Value for money 7/10

Total 7/10

"When a man is tired of London, he is tired of life,” so goes the quote of 18th-century journalist Samuel Johnston. Some 250 years later, his words have lost little resonance. London is a city where something is always happening. Its bar scene is vital – blink and new openings can easily pass you by. Which is precisely what might have happened with Rockwell – one of the capital’s latest hospitality-world extravagances – had I not happened to pass it by first.

Just off Trafalgar Square in the grand building of The Trafalgar St James Hotel, Rockwell is billed as a destination bar. One wonders in a city of destination bars, if all can fit the description. But, judging by the 30-40 guests present at 7pm on an inconsequential Monday evening, Rockwell, just six months old, has already found an audience. A few steps in and you can see why.

Longifolia cabana trees arch around the entrance, exotic vegetation festoons the bar and columns are covered in muraled floral drapes. It’s an exotic, historical take on the pervasive and mostly predictable botanically themed bar. The theme segues into the book-like menu, which tells of a dozen cocktails and the story of the fictitious adventurer named Rockwell.

Brenda, my long-suffering review wife, isn’t one for stories before fortification and dives straight in. British Boxwood (£13) comprised Plymouth gin, raspberry wine, Chelsea garden tea syrup, citric acid and orgeat syrup, which arrived in a small, self-pour bottle, delivering a deep pink liquid, harnessing sweet red berry flavours and floral notes with judicious acidity.

British Boxwood

Bear’s Breeches (£13) was a cocktail of Ocho tequila, Kamm & Sons, grape juice, carob syrup, lime juice and sparkling aloe vera in a squat glass brimming with bright vegetal character. Two in and a promising start.


A short appetiser interlude followed (tuna ceviche tacos, £12, and burrata with heirloom tomatoes and basil, £12 – both good, if not lasting in the memory) before we explored the cocktail list once more. Fish in Flight (£12) – Strawberry Rinomato, citrus sherbert, lemon juice, Apple & Rhubarb Franklin & Sons – was a tulip glass of arresting red liquid, its fruit notes tamed by citrus and lengthened by mixer. Meanwhile, the long drink Wolf’s Foxglove (£15) – Chivas Regal 12 Years, Compass Box whisky, chamomile syrup, palo santo-infused Mancino Rosso vermouth, lemon juice, ginger ale – borrowed from a harmonising pallette and, while easily rectified, was a touch too diluted. Then came Tangerine Capybara (£13), made with cocoa butter Embargo rum, Ron de Jeremy Spiced rum, lime juice, papaya & mango purée, and apple & elderflower juice. A spicy, sweet tiki drink but balanced within its context.
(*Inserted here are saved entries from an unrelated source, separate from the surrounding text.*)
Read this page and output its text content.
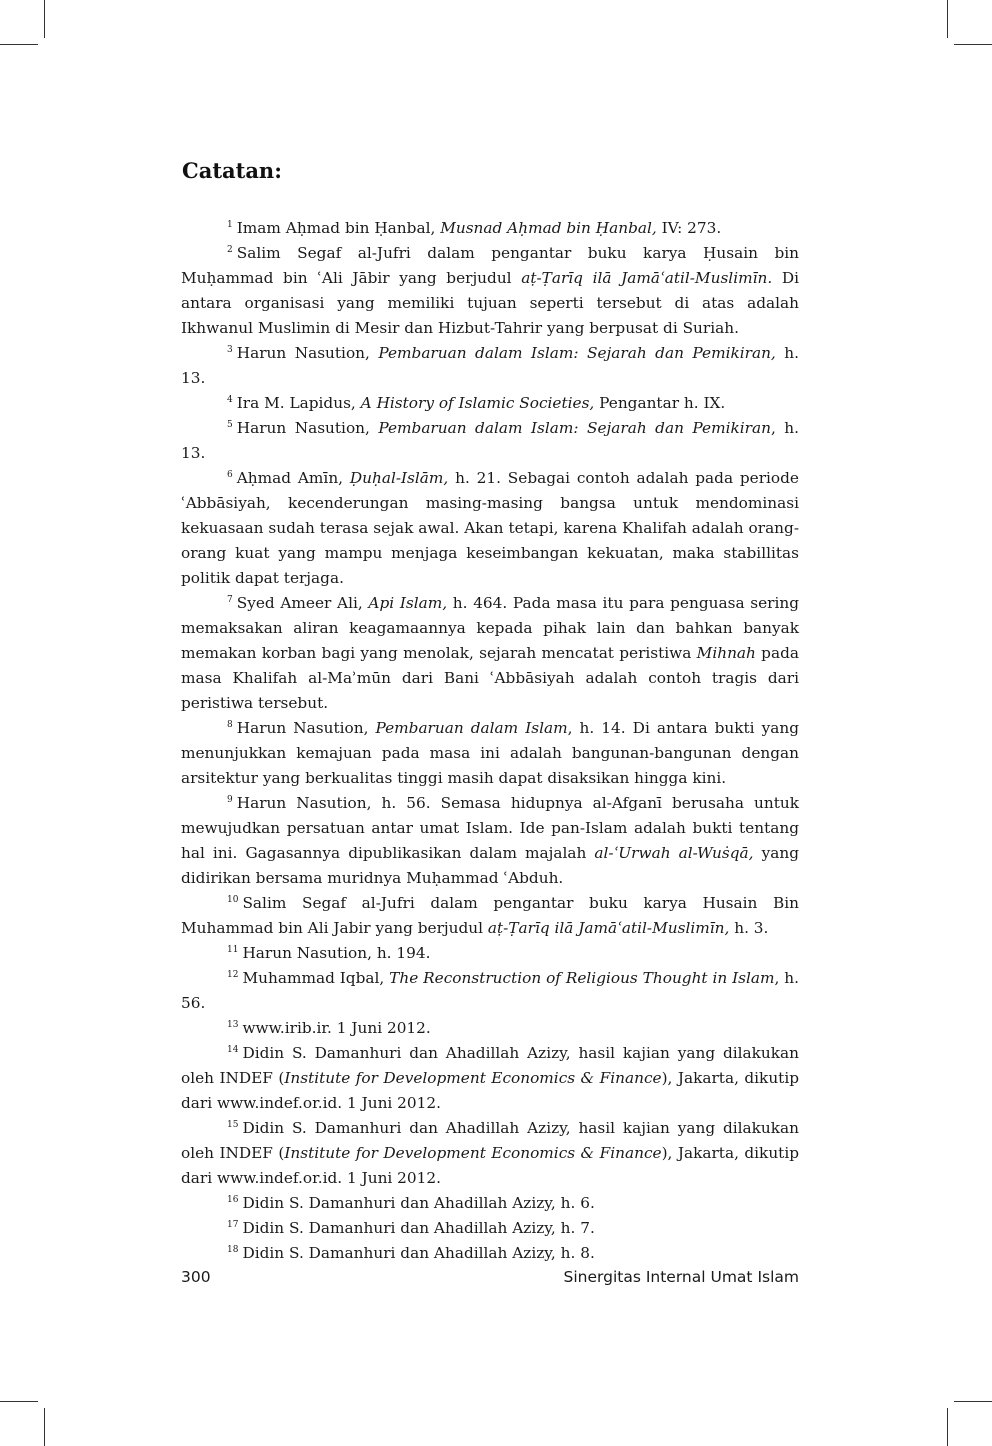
Catatan:

$^1$ Imam Aḥmad bin Ḥanbal, Musnad Aḥmad bin Ḥanbal, IV: 273.

$^2$ Salim Segaf al-Jufri dalam pengantar buku karya Ḥusain bin Muḥammad bin ʿAli Jābir yang berjudul aṭ-Ṭarīq ilā Jamāʿatil-Muslimīn. Di antara organisasi yang memiliki tujuan seperti tersebut di atas adalah Ikhwanul Muslimin di Mesir dan Hizbut-Tahrir yang berpusat di Suriah.

$^3$ Harun Nasution, Pembaruan dalam Islam: Sejarah dan Pemikiran, h. 13.

$^4$ Ira M. Lapidus, A History of Islamic Societies, Pengantar h. IX.

$^5$ Harun Nasution, Pembaruan dalam Islam: Sejarah dan Pemikiran, h. 13.

$^6$ Aḥmad Amīn, Ḍuḥal-Islām, h. 21. Sebagai contoh adalah pada periode ʿAbbāsiyah, kecenderungan masing-masing bangsa untuk mendominasi kekuasaan sudah terasa sejak awal. Akan tetapi, karena Khalifah adalah orang-orang kuat yang mampu menjaga keseimbangan kekuatan, maka stabillitas politik dapat terjaga.

$^7$ Syed Ameer Ali, Api Islam, h. 464. Pada masa itu para penguasa sering memaksakan aliran keagamaannya kepada pihak lain dan bahkan banyak memakan korban bagi yang menolak, sejarah mencatat peristiwa Mihnah pada masa Khalifah al-Maʾmūn dari Bani ʿAbbāsiyah adalah contoh tragis dari peristiwa tersebut.

$^8$ Harun Nasution, Pembaruan dalam Islam, h. 14. Di antara bukti yang menunjukkan kemajuan pada masa ini adalah bangunan-bangunan dengan arsitektur yang berkualitas tinggi masih dapat disaksikan hingga kini.

$^9$ Harun Nasution, h. 56. Semasa hidupnya al-Afganī berusaha untuk mewujudkan persatuan antar umat Islam. Ide pan-Islam adalah bukti tentang hal ini. Gagasannya dipublikasikan dalam majalah al-ʿUrwah al-Wuṡqā, yang didirikan bersama muridnya Muḥammad ʿAbduh.

$^{10}$ Salim Segaf al-Jufri dalam pengantar buku karya Husain Bin Muhammad bin Ali Jabir yang berjudul aṭ-Ṭarīq ilā Jamāʿatil-Muslimīn, h. 3.

$^{11}$ Harun Nasution, h. 194.

$^{12}$ Muhammad Iqbal, The Reconstruction of Religious Thought in Islam, h. 56.

$^{13}$ www.irib.ir. 1 Juni 2012.

$^{14}$ Didin S. Damanhuri dan Ahadillah Azizy, hasil kajian yang dilakukan oleh INDEF (Institute for Development Economics & Finance), Jakarta, dikutip dari www.indef.or.id. 1 Juni 2012.

$^{15}$ Didin S. Damanhuri dan Ahadillah Azizy, hasil kajian yang dilakukan oleh INDEF (Institute for Development Economics & Finance), Jakarta, dikutip dari www.indef.or.id. 1 Juni 2012.

$^{16}$ Didin S. Damanhuri dan Ahadillah Azizy, h. 6.

$^{17}$ Didin S. Damanhuri dan Ahadillah Azizy, h. 7.

$^{18}$ Didin S. Damanhuri dan Ahadillah Azizy, h. 8.

300	Sinergitas Internal Umat Islam
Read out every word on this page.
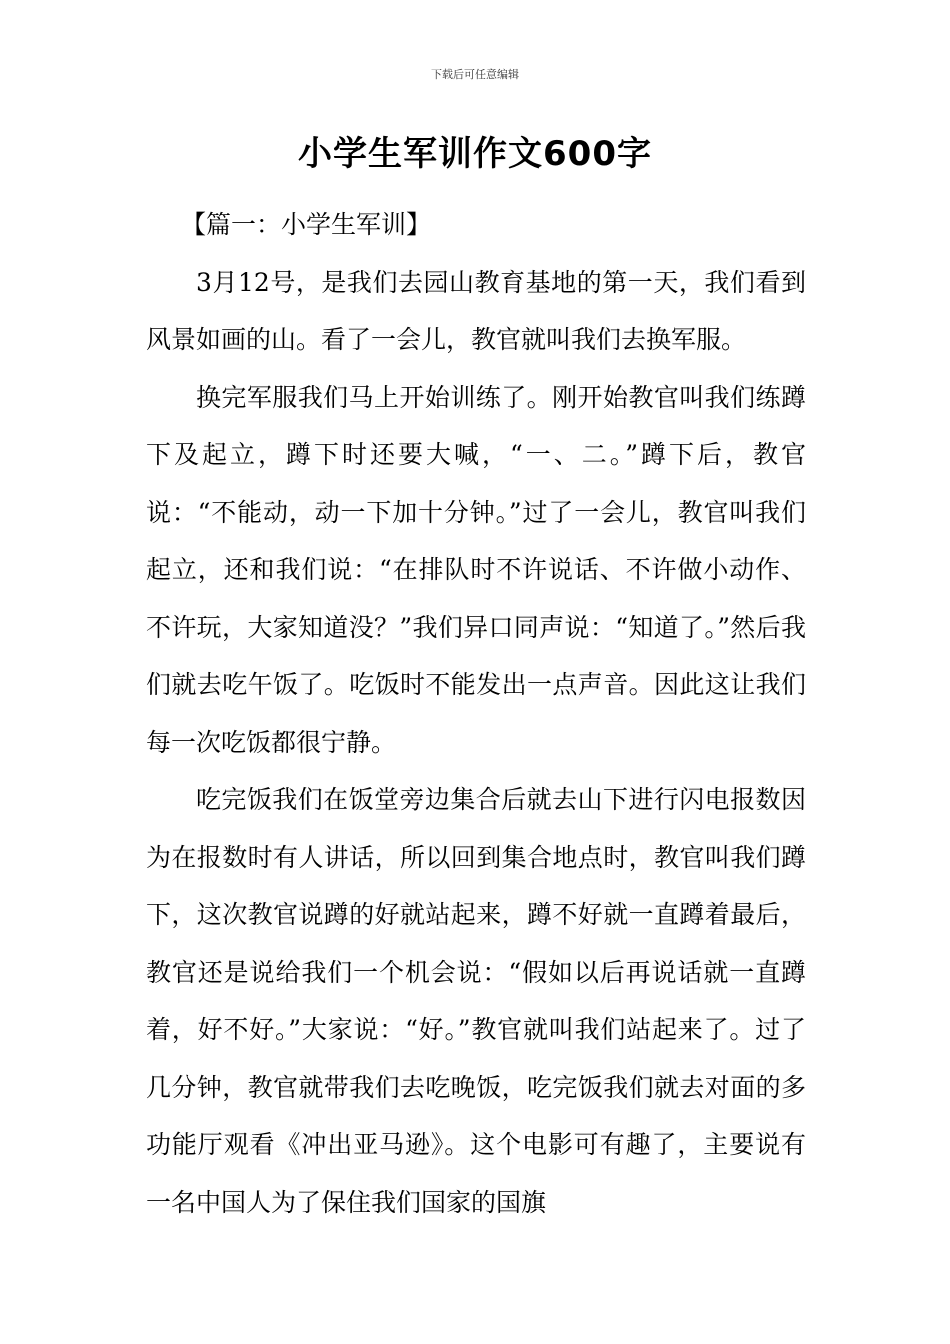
下载后可任意编辑
小学生军训作文600字

【篇一：小学生军训】

3月12号，是我们去园山教育基地的第一天，我们看到风景如画的山。看了一会儿，教官就叫我们去换军服。

换完军服我们马上开始训练了。刚开始教官叫我们练蹲下及起立，蹲下时还要大喊，“一、二。”蹲下后，教官说：“不能动，动一下加十分钟。”过了一会儿，教官叫我们起立，还和我们说：“在排队时不许说话、不许做小动作、不许玩，大家知道没？”我们异口同声说：“知道了。”然后我们就去吃午饭了。吃饭时不能发出一点声音。因此这让我们每一次吃饭都很宁静。

吃完饭我们在饭堂旁边集合后就去山下进行闪电报数因为在报数时有人讲话，所以回到集合地点时，教官叫我们蹲下，这次教官说蹲的好就站起来，蹲不好就一直蹲着最后，教官还是说给我们一个机会说：“假如以后再说话就一直蹲着，好不好。”大家说：“好。”教官就叫我们站起来了。过了几分钟，教官就带我们去吃晚饭，吃完饭我们就去对面的多功能厅观看《冲出亚马逊》。这个电影可有趣了，主要说有一名中国人为了保住我们国家的国旗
Brenda likes to close play with a classic. Her Old Fashioned was the most straightforward drink of the night – and the worst. In a hotel bar you would expect block ice, but as it was, the three or four cubes bobbed rather than anchoring the drink, as if coming up for air.Old Fashioned

The drinks at Rockwell are not without faults, should you want to find them. But panning out to a broader perspective, this is solid drinks-making delivered in palatial surrounds at a reasonable price. So why the less than exemplary score? Service. From start to finish, it was a slow, stuttering, uncoordinated dance. Drinks were 15 minutes in our imaginations before lodged as an order. No one was checking back, no one was touching tables. Empty glasses were not cleared, water glasses lay unreplenished. Who was in charge, who was hosting? If that wasn't clear, the answer is no one.

Destination bar or not, everything starts with good service.